Se o homem só fosse instigado a usar dos bens terrenos pela utilidade que têm, sua
indiferença houvera talvez comprometido a harmonia do Universo. Deus imprimiu a esse
uso o atrativo do prazer, porque assim é o homem impelido ao cumprimento dos desígnios
providenciais. Mas, além disso, dando àquele uso esse atrativo, quis Deus também
experimentar o homem por meio da tentação, que o arrasta para o abuso, de que deve a
razão defendê-lo.
713. Traçou a Natureza limites aos gozos?
“Traçou, para vos indicar o limite do necessário. Mas, pelos vossos excessos,
chegais à saciedade e vos punis a vós mesmos.”

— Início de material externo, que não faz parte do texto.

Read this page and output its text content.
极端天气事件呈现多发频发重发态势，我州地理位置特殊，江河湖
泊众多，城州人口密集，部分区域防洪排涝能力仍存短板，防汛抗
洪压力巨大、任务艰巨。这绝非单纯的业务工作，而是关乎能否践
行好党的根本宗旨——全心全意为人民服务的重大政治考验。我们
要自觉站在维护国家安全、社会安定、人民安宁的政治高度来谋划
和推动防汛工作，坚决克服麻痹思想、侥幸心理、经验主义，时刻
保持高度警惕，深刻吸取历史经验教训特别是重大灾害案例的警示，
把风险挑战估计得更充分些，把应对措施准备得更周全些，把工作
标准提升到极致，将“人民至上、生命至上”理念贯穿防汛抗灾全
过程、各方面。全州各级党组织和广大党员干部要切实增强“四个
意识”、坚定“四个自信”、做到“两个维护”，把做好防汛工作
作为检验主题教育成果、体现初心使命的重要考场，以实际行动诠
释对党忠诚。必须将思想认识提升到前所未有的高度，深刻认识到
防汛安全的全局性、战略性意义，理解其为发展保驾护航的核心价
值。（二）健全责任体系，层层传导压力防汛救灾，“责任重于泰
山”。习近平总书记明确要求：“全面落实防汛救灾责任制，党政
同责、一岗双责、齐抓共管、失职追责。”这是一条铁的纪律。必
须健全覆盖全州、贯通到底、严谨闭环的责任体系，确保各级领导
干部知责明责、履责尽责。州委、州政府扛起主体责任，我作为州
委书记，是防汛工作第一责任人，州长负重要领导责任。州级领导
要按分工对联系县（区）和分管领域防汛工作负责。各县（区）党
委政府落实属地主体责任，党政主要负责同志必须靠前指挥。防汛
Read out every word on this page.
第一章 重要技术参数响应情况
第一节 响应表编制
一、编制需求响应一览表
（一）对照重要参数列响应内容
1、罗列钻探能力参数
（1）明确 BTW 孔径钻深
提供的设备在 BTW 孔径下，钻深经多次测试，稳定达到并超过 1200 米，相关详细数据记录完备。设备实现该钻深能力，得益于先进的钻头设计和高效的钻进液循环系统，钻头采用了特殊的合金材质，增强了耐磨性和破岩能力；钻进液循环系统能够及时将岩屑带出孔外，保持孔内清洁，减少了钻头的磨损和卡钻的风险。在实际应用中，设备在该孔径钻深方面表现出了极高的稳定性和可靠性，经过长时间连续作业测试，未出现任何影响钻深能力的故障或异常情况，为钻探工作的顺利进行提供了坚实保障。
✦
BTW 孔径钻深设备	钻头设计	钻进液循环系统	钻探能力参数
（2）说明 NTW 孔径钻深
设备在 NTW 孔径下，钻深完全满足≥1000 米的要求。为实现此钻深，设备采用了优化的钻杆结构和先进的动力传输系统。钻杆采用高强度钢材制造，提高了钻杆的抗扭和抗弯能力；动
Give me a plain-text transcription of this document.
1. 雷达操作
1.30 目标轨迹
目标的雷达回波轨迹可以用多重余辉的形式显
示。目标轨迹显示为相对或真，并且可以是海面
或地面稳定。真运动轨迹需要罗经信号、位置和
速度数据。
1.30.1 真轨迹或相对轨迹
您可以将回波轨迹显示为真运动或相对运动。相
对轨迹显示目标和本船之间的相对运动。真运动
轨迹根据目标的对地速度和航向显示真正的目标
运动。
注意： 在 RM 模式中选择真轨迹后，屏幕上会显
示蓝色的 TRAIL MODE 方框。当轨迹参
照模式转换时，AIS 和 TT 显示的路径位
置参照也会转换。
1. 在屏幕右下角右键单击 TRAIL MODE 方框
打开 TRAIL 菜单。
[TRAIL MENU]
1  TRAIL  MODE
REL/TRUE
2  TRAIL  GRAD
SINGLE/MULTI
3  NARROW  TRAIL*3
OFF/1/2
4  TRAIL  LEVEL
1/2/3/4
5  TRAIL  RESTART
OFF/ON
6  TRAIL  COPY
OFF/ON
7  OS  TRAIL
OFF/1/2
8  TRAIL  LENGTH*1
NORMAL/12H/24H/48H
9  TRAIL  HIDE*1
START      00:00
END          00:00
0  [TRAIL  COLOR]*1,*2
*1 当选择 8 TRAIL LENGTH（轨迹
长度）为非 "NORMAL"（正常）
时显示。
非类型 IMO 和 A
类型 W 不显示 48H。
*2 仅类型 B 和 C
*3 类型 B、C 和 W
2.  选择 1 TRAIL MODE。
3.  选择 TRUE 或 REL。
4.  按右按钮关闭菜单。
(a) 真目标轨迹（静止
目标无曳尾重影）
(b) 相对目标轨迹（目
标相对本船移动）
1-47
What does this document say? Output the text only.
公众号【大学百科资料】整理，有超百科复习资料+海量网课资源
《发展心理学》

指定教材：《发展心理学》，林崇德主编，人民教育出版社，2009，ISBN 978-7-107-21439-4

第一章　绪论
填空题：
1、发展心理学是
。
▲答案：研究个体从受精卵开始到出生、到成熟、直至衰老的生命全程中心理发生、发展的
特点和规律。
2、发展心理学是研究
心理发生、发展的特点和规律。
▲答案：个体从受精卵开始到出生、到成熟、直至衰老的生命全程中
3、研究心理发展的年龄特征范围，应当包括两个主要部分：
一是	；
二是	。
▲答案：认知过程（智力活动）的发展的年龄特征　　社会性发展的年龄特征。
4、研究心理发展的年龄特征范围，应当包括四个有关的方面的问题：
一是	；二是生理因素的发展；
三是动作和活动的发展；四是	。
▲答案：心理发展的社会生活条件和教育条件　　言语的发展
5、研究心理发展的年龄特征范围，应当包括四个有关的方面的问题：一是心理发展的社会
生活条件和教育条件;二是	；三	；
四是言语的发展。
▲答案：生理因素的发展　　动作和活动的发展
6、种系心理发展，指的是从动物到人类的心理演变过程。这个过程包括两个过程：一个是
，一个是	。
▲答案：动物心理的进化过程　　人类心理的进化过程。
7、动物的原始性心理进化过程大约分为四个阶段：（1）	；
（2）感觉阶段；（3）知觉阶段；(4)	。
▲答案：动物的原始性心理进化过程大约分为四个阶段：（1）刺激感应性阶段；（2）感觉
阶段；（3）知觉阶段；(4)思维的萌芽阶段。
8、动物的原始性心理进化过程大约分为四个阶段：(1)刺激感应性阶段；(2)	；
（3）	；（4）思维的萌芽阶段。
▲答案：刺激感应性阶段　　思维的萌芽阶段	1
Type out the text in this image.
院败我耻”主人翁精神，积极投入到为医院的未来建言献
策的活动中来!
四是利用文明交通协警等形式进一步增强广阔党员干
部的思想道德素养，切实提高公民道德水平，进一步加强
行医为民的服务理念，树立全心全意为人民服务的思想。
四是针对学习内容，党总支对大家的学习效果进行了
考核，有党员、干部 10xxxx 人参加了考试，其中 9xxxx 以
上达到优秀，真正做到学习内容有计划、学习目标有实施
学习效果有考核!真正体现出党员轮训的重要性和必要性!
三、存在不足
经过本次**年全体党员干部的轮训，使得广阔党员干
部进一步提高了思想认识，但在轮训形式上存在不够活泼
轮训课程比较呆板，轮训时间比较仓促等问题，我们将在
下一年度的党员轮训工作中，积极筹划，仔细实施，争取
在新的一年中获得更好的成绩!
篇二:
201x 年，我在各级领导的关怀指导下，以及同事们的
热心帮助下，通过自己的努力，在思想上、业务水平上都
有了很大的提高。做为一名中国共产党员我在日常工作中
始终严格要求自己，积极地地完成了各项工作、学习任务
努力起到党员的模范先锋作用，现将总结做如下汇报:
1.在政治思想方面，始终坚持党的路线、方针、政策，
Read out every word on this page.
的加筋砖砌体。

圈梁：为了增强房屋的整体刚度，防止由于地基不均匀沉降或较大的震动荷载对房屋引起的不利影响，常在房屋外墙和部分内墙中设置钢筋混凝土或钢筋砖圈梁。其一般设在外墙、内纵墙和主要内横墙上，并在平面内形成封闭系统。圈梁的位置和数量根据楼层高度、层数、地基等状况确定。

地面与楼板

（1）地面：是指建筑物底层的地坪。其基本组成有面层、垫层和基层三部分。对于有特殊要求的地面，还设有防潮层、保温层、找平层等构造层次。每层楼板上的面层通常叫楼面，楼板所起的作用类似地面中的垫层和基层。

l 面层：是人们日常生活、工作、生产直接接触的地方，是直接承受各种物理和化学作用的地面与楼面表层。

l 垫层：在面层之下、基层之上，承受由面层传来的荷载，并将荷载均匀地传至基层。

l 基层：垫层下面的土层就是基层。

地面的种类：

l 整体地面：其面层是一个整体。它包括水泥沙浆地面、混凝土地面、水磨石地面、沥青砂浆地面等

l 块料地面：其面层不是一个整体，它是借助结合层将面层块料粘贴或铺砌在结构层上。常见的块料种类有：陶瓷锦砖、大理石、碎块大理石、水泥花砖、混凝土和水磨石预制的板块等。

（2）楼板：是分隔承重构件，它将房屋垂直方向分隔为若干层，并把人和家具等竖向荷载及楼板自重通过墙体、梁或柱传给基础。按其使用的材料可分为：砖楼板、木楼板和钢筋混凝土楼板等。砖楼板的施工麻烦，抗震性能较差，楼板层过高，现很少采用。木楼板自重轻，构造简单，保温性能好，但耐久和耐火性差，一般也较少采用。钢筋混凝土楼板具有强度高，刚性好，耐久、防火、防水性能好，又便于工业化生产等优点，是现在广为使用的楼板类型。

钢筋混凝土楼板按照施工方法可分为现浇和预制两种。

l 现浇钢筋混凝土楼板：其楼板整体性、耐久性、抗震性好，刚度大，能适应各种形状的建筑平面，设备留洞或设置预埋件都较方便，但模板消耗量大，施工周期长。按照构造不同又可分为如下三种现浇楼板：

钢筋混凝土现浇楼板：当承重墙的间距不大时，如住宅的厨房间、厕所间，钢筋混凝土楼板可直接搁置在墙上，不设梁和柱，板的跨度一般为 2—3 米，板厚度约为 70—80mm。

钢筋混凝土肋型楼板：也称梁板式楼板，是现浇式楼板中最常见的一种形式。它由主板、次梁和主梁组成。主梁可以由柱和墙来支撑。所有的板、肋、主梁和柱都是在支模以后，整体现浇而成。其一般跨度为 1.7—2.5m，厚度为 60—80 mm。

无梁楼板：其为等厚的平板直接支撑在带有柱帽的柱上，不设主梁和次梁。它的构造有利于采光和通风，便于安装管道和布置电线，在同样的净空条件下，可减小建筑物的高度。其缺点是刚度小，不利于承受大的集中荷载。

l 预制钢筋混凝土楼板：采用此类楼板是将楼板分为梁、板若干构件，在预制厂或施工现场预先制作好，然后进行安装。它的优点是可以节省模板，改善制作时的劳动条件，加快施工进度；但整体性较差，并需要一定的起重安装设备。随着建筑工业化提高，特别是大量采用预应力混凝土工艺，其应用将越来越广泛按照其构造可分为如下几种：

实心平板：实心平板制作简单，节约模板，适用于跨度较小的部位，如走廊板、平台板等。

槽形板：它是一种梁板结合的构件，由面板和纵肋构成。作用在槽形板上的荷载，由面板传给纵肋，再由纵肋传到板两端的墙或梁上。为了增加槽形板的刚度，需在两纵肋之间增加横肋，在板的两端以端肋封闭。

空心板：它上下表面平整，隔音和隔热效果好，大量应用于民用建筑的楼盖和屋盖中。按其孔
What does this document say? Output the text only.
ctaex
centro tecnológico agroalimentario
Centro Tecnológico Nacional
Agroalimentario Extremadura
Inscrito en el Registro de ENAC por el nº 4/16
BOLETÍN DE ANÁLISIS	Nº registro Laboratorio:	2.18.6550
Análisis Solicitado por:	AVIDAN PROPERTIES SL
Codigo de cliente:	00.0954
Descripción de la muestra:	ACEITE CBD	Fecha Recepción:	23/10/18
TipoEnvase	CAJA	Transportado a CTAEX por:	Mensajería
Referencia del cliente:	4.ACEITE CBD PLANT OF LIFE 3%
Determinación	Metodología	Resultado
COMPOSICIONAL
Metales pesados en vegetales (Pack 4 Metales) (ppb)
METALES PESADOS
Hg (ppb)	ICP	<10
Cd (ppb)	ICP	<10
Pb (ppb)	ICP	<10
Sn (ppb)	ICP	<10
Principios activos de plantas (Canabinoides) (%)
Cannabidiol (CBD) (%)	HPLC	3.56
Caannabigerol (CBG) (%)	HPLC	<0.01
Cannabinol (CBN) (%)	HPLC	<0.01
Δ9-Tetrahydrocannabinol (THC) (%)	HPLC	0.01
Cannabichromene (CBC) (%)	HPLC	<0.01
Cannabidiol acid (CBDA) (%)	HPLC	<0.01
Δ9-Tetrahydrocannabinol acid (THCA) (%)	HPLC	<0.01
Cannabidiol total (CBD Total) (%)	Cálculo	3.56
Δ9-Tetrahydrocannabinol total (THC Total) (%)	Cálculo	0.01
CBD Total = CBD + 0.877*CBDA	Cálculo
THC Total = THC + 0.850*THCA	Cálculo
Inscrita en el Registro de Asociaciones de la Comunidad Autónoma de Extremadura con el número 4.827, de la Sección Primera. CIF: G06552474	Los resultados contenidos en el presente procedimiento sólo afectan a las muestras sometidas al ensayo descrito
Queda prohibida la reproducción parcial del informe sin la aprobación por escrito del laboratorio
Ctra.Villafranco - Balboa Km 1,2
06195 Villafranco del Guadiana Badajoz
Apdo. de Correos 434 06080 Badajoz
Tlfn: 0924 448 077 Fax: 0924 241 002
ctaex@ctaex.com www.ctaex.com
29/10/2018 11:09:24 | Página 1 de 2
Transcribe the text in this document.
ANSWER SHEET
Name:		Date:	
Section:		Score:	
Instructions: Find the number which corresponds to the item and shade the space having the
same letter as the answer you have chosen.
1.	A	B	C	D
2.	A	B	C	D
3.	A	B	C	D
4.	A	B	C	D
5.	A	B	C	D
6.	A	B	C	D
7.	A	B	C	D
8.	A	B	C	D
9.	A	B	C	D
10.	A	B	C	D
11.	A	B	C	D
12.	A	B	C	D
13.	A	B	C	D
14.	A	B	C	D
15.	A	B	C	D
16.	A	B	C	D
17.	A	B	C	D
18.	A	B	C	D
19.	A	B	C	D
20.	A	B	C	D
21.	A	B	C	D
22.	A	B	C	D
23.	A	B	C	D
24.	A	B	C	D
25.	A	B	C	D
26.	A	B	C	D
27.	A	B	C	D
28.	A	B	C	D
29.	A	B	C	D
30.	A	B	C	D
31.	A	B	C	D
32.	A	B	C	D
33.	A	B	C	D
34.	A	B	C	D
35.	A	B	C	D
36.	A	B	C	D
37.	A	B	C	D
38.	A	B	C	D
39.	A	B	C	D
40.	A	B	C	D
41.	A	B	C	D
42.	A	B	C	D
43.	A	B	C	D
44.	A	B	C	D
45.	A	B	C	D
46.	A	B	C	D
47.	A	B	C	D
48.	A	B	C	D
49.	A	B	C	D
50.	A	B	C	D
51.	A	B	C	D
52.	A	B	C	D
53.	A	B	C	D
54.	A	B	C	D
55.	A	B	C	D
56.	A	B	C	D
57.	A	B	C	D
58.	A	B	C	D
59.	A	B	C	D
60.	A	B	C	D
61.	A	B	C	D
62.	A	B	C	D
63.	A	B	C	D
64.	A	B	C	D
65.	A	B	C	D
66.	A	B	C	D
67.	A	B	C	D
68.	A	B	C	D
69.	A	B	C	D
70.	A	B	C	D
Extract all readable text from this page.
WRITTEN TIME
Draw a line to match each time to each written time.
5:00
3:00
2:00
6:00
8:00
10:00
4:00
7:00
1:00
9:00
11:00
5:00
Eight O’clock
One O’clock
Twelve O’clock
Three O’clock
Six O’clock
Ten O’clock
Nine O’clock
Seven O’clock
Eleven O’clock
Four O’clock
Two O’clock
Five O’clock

714. Que se deve pensar do homem que procura nos excessos de todo gênero o
requinte dos gozos?
“Pobre criatura! Mais digna é de lástima que de inveja, pois bem perto está da
morte!”
a) - Perto da morte física, ou da morte moral?
“De ambas.”
O homem, que procura nos excessos de todo gênero o requinte do gozo, coloca-se
abaixo do bruto, pois que este sabe deter-se, quando satisfeita a sua necessidade, Abdica da
razão que Deus lhe deu por guia e quanto maiores forem seus excessos, tanto maior
preponderância confere ele à sua natureza animal sobre a sua natureza espiritual. As
doenças, são, ao mesmo tempo, o castigo à transgressão da lei de Deus.

Necessário e supérfluo
715. Como pode o homem conhecer o limite do necessário?
“Aquele que é ponderado o conhece por intuição. Muitos só chegam a conhecê-lo
por experiência e à sua própria custa.”
716. Mediante a organização que nos deu, não traçou a Natureza o limite das
nossas necessidades?
“Sem dúvida, mas o homem é insaciável. Por meio da organização que lhe deu, a
Natureza lhe traçou o limite das necessidades; porém, os vícios lhe alteraram a constituição
e lhe criaram necessidades que não são reais.”
717. Que se há de pensar dos que açambarcam os bens da Terra para se
proporcionarem o supérfluo, com prejuízo daqueles a quem falta o necessário?
“Olvidam a lei de Deus e terão que responder pela privações que houverem causado
aos outros.”
Nada tem de absoluto o limite entre o necessário e o supérfluo. A Civilização criou
necessidades que o selvagem desconhece e os Espíritos que ditaram os preceitos acima não
pretendem que o homem civilizado deva viver como o selvagem. Tudo é relativo, cabendo
à razão regrar as coisas. A Civilização desenvolve o senso moral e, ao mesmo tempo, o
sentimento de caridade, que leva os homens a se prestarem mútuo apoio. Os que vivem à
custa das privações dos outros exploram, em seu proveito, os benefícios da Civilização.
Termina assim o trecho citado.